There wasn't much to say. Just hello, how are you, and a little about what he's doing there. How they're busy and work all day and only get a day off every two weeks. Since then he only ever has enough time to say a little here and there and the time difference usually puts him at work when I'm awake and free and me asleep when he's not working. He can't be messaging me throughout the day like it used to be, either, because I'm certain he's using wifi to contact me. It just sucks. I want to email him, like a letter so we can have a little longer dialogue, but I'm afraid that's still too much pressure right now.

 

Yes sometimes I still think I want to get back together. It's been over two weeks. I know our time was short, but he is really an amazing guy who treated me wonderfully. I'm not sure what will happen in the future, but I don't want to go no contact with him because I'm still emotional.

 

Anyway, thoughts?

Posted

My first reaction: don't wait around for him to come back. A lot can happen in that time period. An initial break from contact might be beneficial, or at least limited friendly contact - no I miss you etc just keep it simple.

 

I would just try to think of him as a friend right now, keep living your life and then just see what happens when he comes back.

  • Author
Posted

Actually today I agreed to go to a movie with a guy. Then movie turned into dinner and a movie.
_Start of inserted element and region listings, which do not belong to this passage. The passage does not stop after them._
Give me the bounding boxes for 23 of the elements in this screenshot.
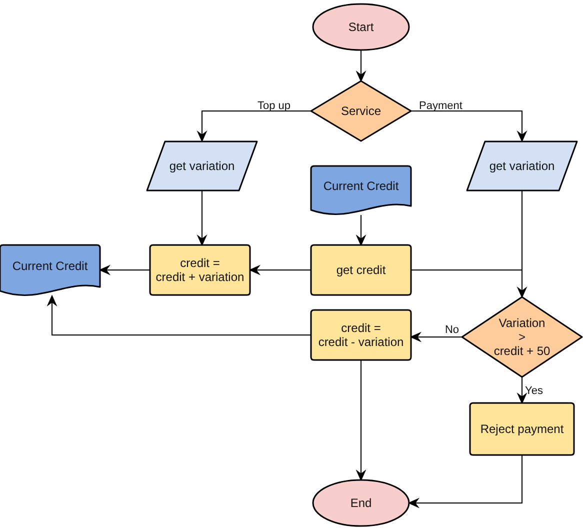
connector-arrow [98, 264, 150, 276]
node-label: Service [341, 104, 381, 118]
node-label: get variation [169, 159, 235, 173]
node-label: get variation [489, 159, 555, 173]
connector-arrow [196, 190, 208, 246]
node-label: Start [348, 20, 374, 34]
node-label: End [350, 496, 372, 510]
connector-arrow [410, 332, 462, 342]
edge-label: Yes [525, 385, 543, 397]
node-label: Reject payment [480, 422, 564, 436]
node-label: Current Credit [12, 259, 88, 273]
node-label: credit = credit + variation [156, 256, 244, 284]
edge-label: Top up [257, 100, 291, 112]
node-label: get credit [336, 263, 386, 277]
node-label: credit = credit - variation [318, 321, 404, 349]
edge-label: Payment [419, 100, 462, 112]
connector-arrow [248, 264, 312, 276]
connector-arrow [356, 214, 366, 246]
node-label: Variation > credit + 50 [494, 316, 550, 358]
node-label: Current Credit [323, 179, 399, 193]
connector-arrow [516, 376, 528, 404]
edge-label: No [444, 324, 460, 336]
connector-arrow [356, 50, 366, 82]
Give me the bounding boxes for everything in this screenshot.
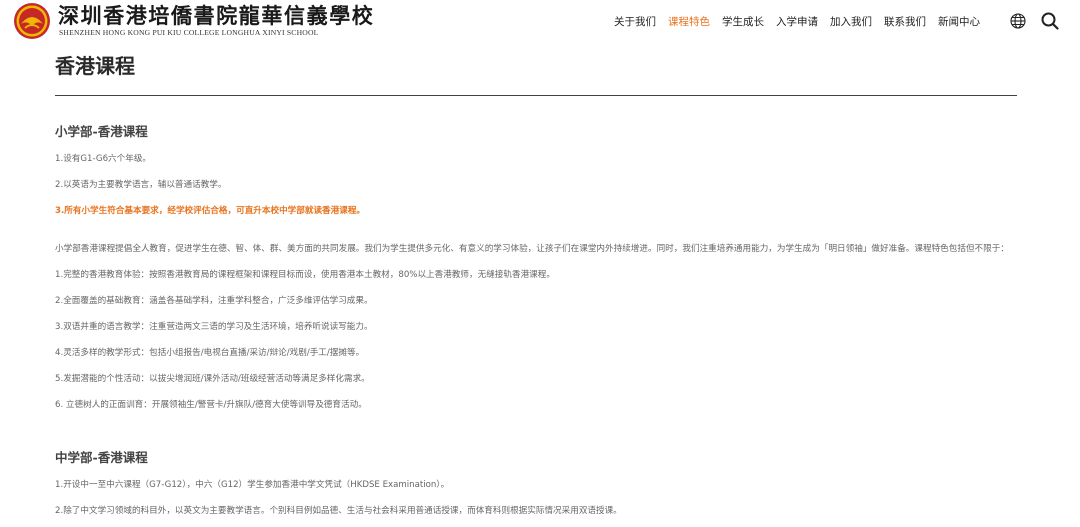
primary-feature-2: 2.全面覆盖的基础教育：涵盖各基础学科，注重学科整合，广泛多维评估学习成果。 xyxy=(55,296,373,306)
nav-news[interactable]: 新闻中心 xyxy=(938,15,980,29)
school-logo[interactable] xyxy=(13,2,51,40)
nav-join-us[interactable]: 加入我们 xyxy=(830,15,872,29)
secondary-item-2: 2.除了中文学习领域的科目外，以英文为主要教学语言。个别科目例如品德、生活与社会… xyxy=(55,506,622,516)
primary-feature-4: 4.灵活多样的教学形式：包括小组报告/电视台直播/采访/辩论/戏剧/手工/摆摊等… xyxy=(55,348,365,358)
school-name-en: SHENZHEN HONG KONG PUI KIU COLLEGE LONGH… xyxy=(59,28,319,37)
primary-intro: 小学部香港课程提倡全人教育，促进学生在德、智、体、群、美方面的共同发展。我们为学… xyxy=(55,244,1009,254)
nav-contact[interactable]: 联系我们 xyxy=(884,15,926,29)
nav-curriculum[interactable]: 课程特色 xyxy=(668,15,710,29)
primary-feature-1: 1.完整的香港教育体验：按照香港教育局的课程框架和课程目标而设，使用香港本土教材… xyxy=(55,270,555,280)
title-divider xyxy=(55,95,1017,96)
search-icon[interactable] xyxy=(1041,12,1059,30)
primary-feature-3: 3.双语并重的语言教学：注重营造两文三语的学习及生活环境，培养听说读写能力。 xyxy=(55,322,373,332)
globe-icon[interactable] xyxy=(1010,13,1026,29)
nav-student-growth[interactable]: 学生成长 xyxy=(722,15,764,29)
primary-item-2: 2.以英语为主要教学语言，辅以普通话教学。 xyxy=(55,180,227,190)
page-title: 香港课程 xyxy=(55,54,135,78)
main-nav: 关于我们 课程特色 学生成长 入学申请 加入我们 联系我们 新闻中心 xyxy=(614,15,992,29)
primary-section-title: 小学部-香港课程 xyxy=(55,124,148,139)
primary-feature-5: 5.发掘潜能的个性活动：以拔尖增润班/课外活动/班级经营活动等满足多样化需求。 xyxy=(55,374,370,384)
nav-admission[interactable]: 入学申请 xyxy=(776,15,818,29)
secondary-section-title: 中学部-香港课程 xyxy=(55,450,148,465)
primary-item-1: 1.设有G1-G6六个年级。 xyxy=(55,154,152,164)
nav-about[interactable]: 关于我们 xyxy=(614,15,656,29)
primary-item-3: 3.所有小学生符合基本要求，经学校评估合格，可直升本校中学部就读香港课程。 xyxy=(55,206,366,216)
site-header: 深圳香港培僑書院龍華信義學校 SHENZHEN HONG KONG PUI KI… xyxy=(0,0,1080,44)
school-name-cn[interactable]: 深圳香港培僑書院龍華信義學校 xyxy=(58,4,374,28)
primary-feature-6: 6. 立德树人的正面训育：开展领袖生/警营卡/升旗队/德育大使等训导及德育活动。 xyxy=(55,400,367,410)
secondary-item-1: 1.开设中一至中六课程（G7-G12），中六（G12）学生参加香港中学文凭试（H… xyxy=(55,480,450,490)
Suddenly it looks a lot like a date without saying 'this is a date'. I'm glad he finally made a move, but I feel a little guilty because I'm still getting over the ex.

Posted
Actually today I agreed to go to a movie with a guy. Then movie turned into dinner and a movie. Suddenly it looks a lot like a date without saying 'this is a date'. I'm glad he finally made a move, but I feel a little guilty because I'm still getting over the ex.

 

That's good! Well done :-)

  • Author
Posted

The date went pretty well. He's a bit awkward, but I tend to attract awkward. We'll see how that goes.

 

The ex and I are still talking. He even started texting me in the middle of my not-a-date, which felt weird.

 

I feel bad for him because he hates his job there so much. I still think a lot about how I want him back, even if I do also kind of like someone new. I feel like he cares about me, but clearly he has some reservations about our relationship with his job.

 

He'd told me when we broke up that he had trouble meeting girls who wanted to date him because of his job. I guess he ends up going on trips like this a lot. He wants to try to retire before he's 40 (he's 29) and save up as much money as possible...then start a family.

 

He'd asked me if I thought I could wait for him if this job was going to last a year, or two, or five. At that time, I said I didn't think I could. I don't know.

 

However, I don't know if I believe him when he's said he wants to work like this forever. When I would question his boss' methods for having them work so much (he claims it's Korean style) he would say "What should I do? Quit?" He said it quite a few times. It leads me to believe he wants to quit.

 

Anyway I'm just musing since I've talked to him a few times in the last couple of days.